Lot 3637
  • 3637

A LARGE AND RARE BLUE AND WHITE 'FRUIT SPRAY' BOWL MARK AND PERIOD OF XUANDE

Estimate
5,000,000 - 7,000,000 HKD
bidding is closed

Description

  • porcelain
heavily potted with low rounded sides supported on a straight foot, the exterior of the thick walls decorated in cobalt blue with six sprays of fruit comprising peach, pomegranate, loquat, grape, persimmon and longan, all above a band of radiating lotus lappets, the footrim picked out with evenly spaced detached sprays of florets, all between double-line borders encircling the rim and foot, inscribed in underglaze blue with a six-character horizontal reign mark below the double-lined rim

Provenance

Sotheby's Hong Kong, 29th April 1997, lot 538.

Condition

The bowl is in perfect structural condition with a fair amount of wear to the glaze, especially to the interior and the mouthrim.
"In response to your inquiry, we are pleased to provide you with a general report of the condition of the property described above. Since we are not professional conservators or restorers, we urge you to consult with a restorer or conservator of your choice who will be better able to provide a detailed, professional report. Prospective buyers should inspect each lot to satisfy themselves as to condition and must understand that any statement made by Sotheby's is merely a subjective, qualified opinion. Prospective buyers should also refer to any Important Notices regarding this sale, which are printed in the Sale Catalogue.
NOTWITHSTANDING THIS REPORT OR ANY DISCUSSIONS CONCERNING A LOT, ALL LOTS ARE OFFERED AND SOLD AS IS" IN ACCORDANCE WITH THE CONDITIONS OF BUSINESS PRINTED IN THE SALE CATALOGUE."

Catalogue Note

The present bowl with sprays of auspicious fruits is very rare and belongs to an interesting type of blue and white porcelain made during the Xuande period (1426-35), which is briefly discussed in lot 3631. Similar Xuande bowls with the fruit pattern, varying in size between 26 and 30 cm, are represented in the Palace Museum, Beijing, from the Qing Court collection, illustrated in The Complete Collection of Treasures of the Palace Museum. Blue and White Porcelain with Underglazed Red (I), Shanghai, 2000, pl. 145; one in the National Palace Museum, Taiwan, is published in Catalogue of the Special Exhibition of Selected Hsüan-te Imperial Porcelains of the Ming Dynasty, National Palace Museum, Taipei, 1998, cat. no. 47; one from the Sir Percival David Collection in the British Museum, London, in Oriental Ceramics. The World's Great Collections, vol. 6, Tokyo, 1982, no. 98; and a similar bowl in the Freer Gallery of Art, Washington, D.C., was included in the exhibition Ming Porcelains in the Freer Gallery of Art, Smithsonian Institution, Washington, D.C., 1953, cat. no. 10.

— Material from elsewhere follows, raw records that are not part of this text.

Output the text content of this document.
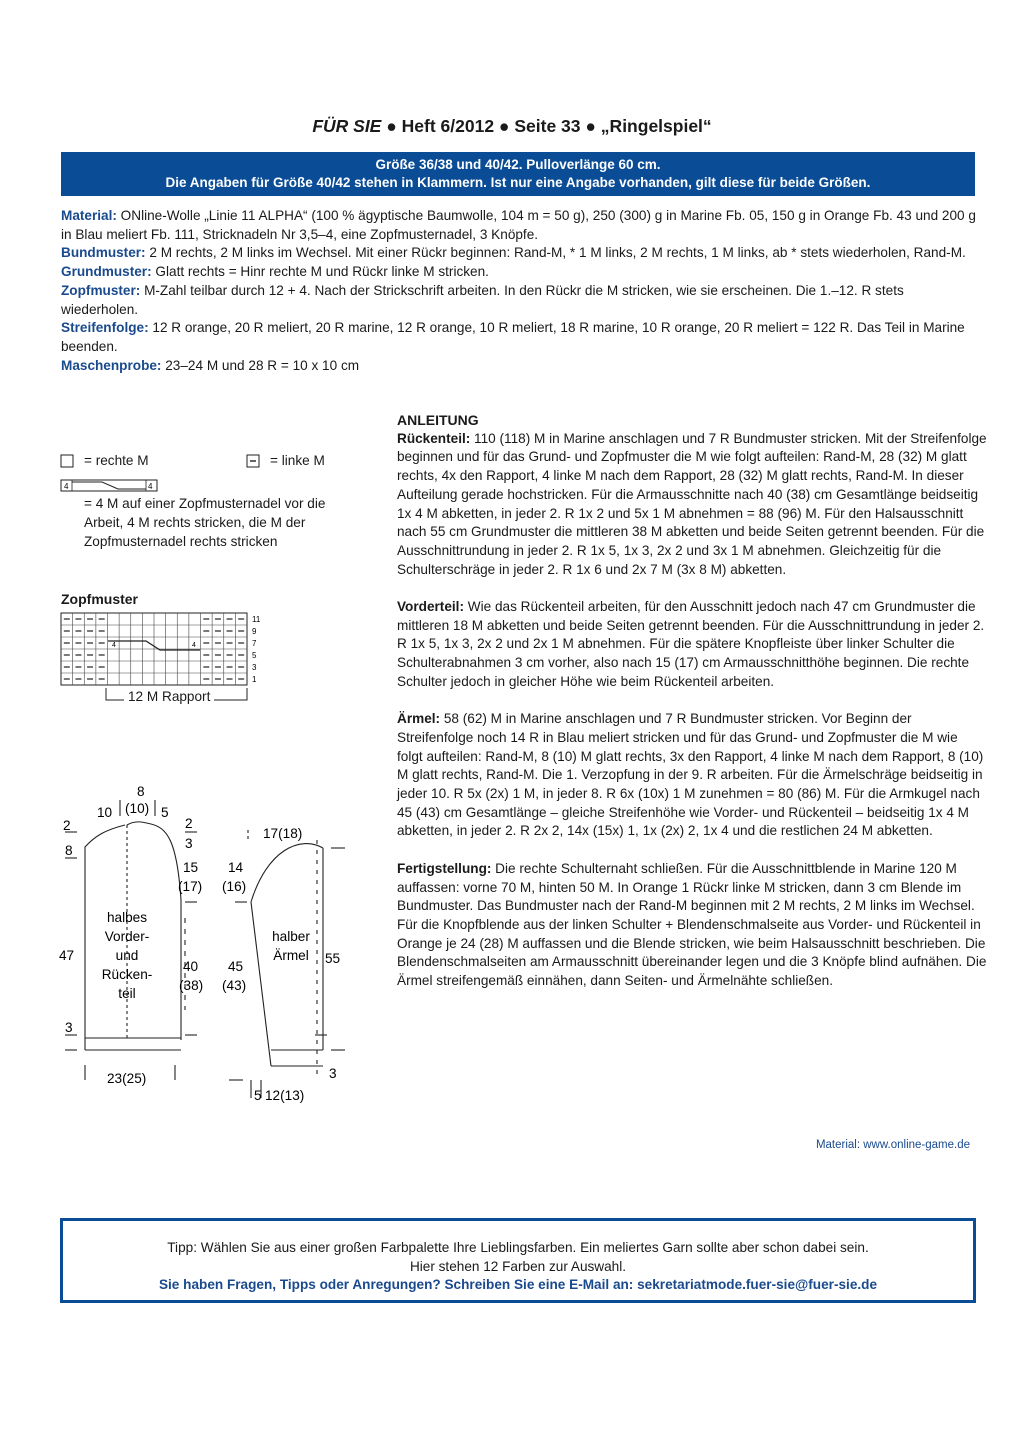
FÜR SIE ● Heft 6/2012 ● Seite 33 ● „Ringelspiel“
Größe 36/38 und 40/42. Pulloverlänge 60 cm.
Die Angaben für Größe 40/42 stehen in Klammern. Ist nur eine Angabe vorhanden, gilt diese für beide Größen.
Material: ONline-Wolle „Linie 11 ALPHA“ (100 % ägyptische Baumwolle, 104 m = 50 g), 250 (300) g in Marine Fb. 05, 150 g in Orange Fb. 43 und 200 g in Blau meliert Fb. 111, Stricknadeln Nr 3,5–4, eine Zopfmusternadel, 3 Knöpfe.
Bundmuster: 2 M rechts, 2 M links im Wechsel. Mit einer Rückr beginnen: Rand-M, * 1 M links, 2 M rechts, 1 M links, ab * stets wiederholen, Rand-M.
Grundmuster: Glatt rechts = Hinr rechte M und Rückr linke M stricken.
Zopfmuster: M-Zahl teilbar durch 12 + 4. Nach der Strickschrift arbeiten. In den Rückr die M stricken, wie sie erscheinen. Die 1.–12. R stets wiederholen.
Streifenfolge: 12 R orange, 20 R meliert, 20 R marine, 12 R orange, 10 R meliert, 18 R marine, 10 R orange, 20 R meliert = 122 R. Das Teil in Marine beenden.
Maschenprobe: 23–24 M und 28 R = 10 x 10 cm
= rechte M	= linke M
4	4
= 4 M auf einer Zopfmusternadel vor die Arbeit, 4 M rechts stricken, die M der Zopfmusternadel rechts stricken
Zopfmuster
4	4
11
9
7
5
3
1
12 M Rapport
8
(10)
10	5
2
8
2
3
15
(17)
14
(16)
47
40
(38)
45
(43)
3
23(25)
17(18)
55
3
5 12(13)
halbes
Vorder-
und
Rücken-
teil
halber
Ärmel
ANLEITUNG

Rückenteil: 110 (118) M in Marine anschlagen und 7 R Bundmuster stricken. Mit der Streifenfolge beginnen und für das Grund- und Zopfmuster die M wie folgt aufteilen: Rand-M, 28 (32) M glatt rechts, 4x den Rapport, 4 linke M nach dem Rapport, 28 (32) M glatt rechts, Rand-M. In dieser Aufteilung gerade hochstricken. Für die Armausschnitte nach 40 (38) cm Gesamtlänge beidseitig 1x 4 M abketten, in jeder 2. R 1x 2 und 5x 1 M abnehmen = 88 (96) M. Für den Halsausschnitt nach 55 cm Grundmuster die mittleren 38 M abketten und beide Seiten getrennt beenden. Für die Ausschnittrundung in jeder 2. R 1x 5, 1x 3, 2x 2 und 3x 1 M abnehmen. Gleichzeitig für die Schulterschräge in jeder 2. R 1x 6 und 2x 7 M (3x 8 M) abketten.

Vorderteil: Wie das Rückenteil arbeiten, für den Ausschnitt jedoch nach 47 cm Grundmuster die mittleren 18 M abketten und beide Seiten getrennt beenden. Für die Ausschnittrundung in jeder 2. R 1x 5, 1x 3, 2x 2 und 2x 1 M abnehmen. Für die spätere Knopfleiste über linker Schulter die Schulterabnahmen 3 cm vorher, also nach 15 (17) cm Armausschnitthöhe beginnen. Die rechte Schulter jedoch in gleicher Höhe wie beim Rückenteil arbeiten.

Ärmel: 58 (62) M in Marine anschlagen und 7 R Bundmuster stricken. Vor Beginn der Streifenfolge noch 14 R in Blau meliert stricken und für das Grund- und Zopfmuster die M wie folgt aufteilen: Rand-M, 8 (10) M glatt rechts, 3x den Rapport, 4 linke M nach dem Rapport, 8 (10) M glatt rechts, Rand-M. Die 1. Verzopfung in der 9. R arbeiten. Für die Ärmelschräge beidseitig in jeder 10. R 5x (2x) 1 M, in jeder 8. R 6x (10x) 1 M zunehmen = 80 (86) M. Für die Armkugel nach 45 (43) cm Gesamtlänge – gleiche Streifenhöhe wie Vorder- und Rückenteil – beidseitig 1x 4 M abketten, in jeder 2. R 2x 2, 14x (15x) 1, 1x (2x) 2, 1x 4 und die restlichen 24 M abketten.

Fertigstellung: Die rechte Schulternaht schließen. Für die Ausschnittblende in Marine 120 M auffassen: vorne 70 M, hinten 50 M. In Orange 1 Rückr linke M stricken, dann 3 cm Blende im Bundmuster. Das Bundmuster nach der Rand-M beginnen mit 2 M rechts, 2 M links im Wechsel. Für die Knopfblende aus der linken Schulter + Blendenschmalseite aus Vorder- und Rückenteil in Orange je 24 (28) M auffassen und die Blende stricken, wie beim Halsausschnitt beschrieben. Die Blendenschmalseiten am Armausschnitt übereinander legen und die 3 Knöpfe blind aufnähen. Die Ärmel streifengemäß einnähen, dann Seiten- und Ärmelnähte schließen.

Material: www.online-game.de
Tipp: Wählen Sie aus einer großen Farbpalette Ihre Lieblingsfarben. Ein meliertes Garn sollte aber schon dabei sein.
Hier stehen 12 Farben zur Auswahl.
Sie haben Fragen, Tipps oder Anregungen? Schreiben Sie eine E-Mail an: sekretariatmode.fuer-sie@fuer-sie.de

A fragmentary piece from the waste heaps of the Ming imperial kilns is illustrated in Lu Minghua, Shanghai Bowuguan zangpin yanjiu daxi/Studies of the Shanghai Museum Collections. A Series of Monographs: Mingdai guanyao ciqi [Ming imperial porcelain], Shanghai, 2007, pl. 3-121; and one from the Toguri collection was sold in our London rooms, 9th June 2004, lot 16, illustrated in Min Shin no bijutsu [The art of Ming and Qing], Tokyo, 1982, pl. 6, and in Encompassing Precious Beauty: The Songzhutang Collection of Imperial Chinese Ceramics, Hong Kong, 2016, pl. 8. A famous bowl of this type, formerly in the collections of Wu Lai Hsi (until 1937), Major L.F. Hay (until 1939), Lord Cunliffe (1899-1963), F. Gordon Morrill and the Meiyintang Collection, included in the exhibition Chinese Blue and White Porcelain: 14th to 19th Centuries, The Oriental Ceramic Society at The Arts Council Gallery, London, 1953-4, cat. no. 79, and illustrated in Regina Krahl, Chinese Ceramics from the Meiyintang Collection, London, 1994-2010, vol. 4, no. 1655, was sold in our London rooms, 26th May 1937, lot 49, and 16th June 1939, lot 77, and in these rooms, 5th October 2011, lot 13.

For an extensive discussion on the flower and fruit motifs on Chinese porcelain identified from a 16th century Chinese pharmaceutical handbook, see Regina Krahl, 'Plant Motifs of Chinese Porcelain, Examples from the Topkapi Saray Identified through the Bencao Gangmu, Part II', Orientations, June 1987, pp. 24-37, where the author provides a brief introduction on the fruits painted on the bowl.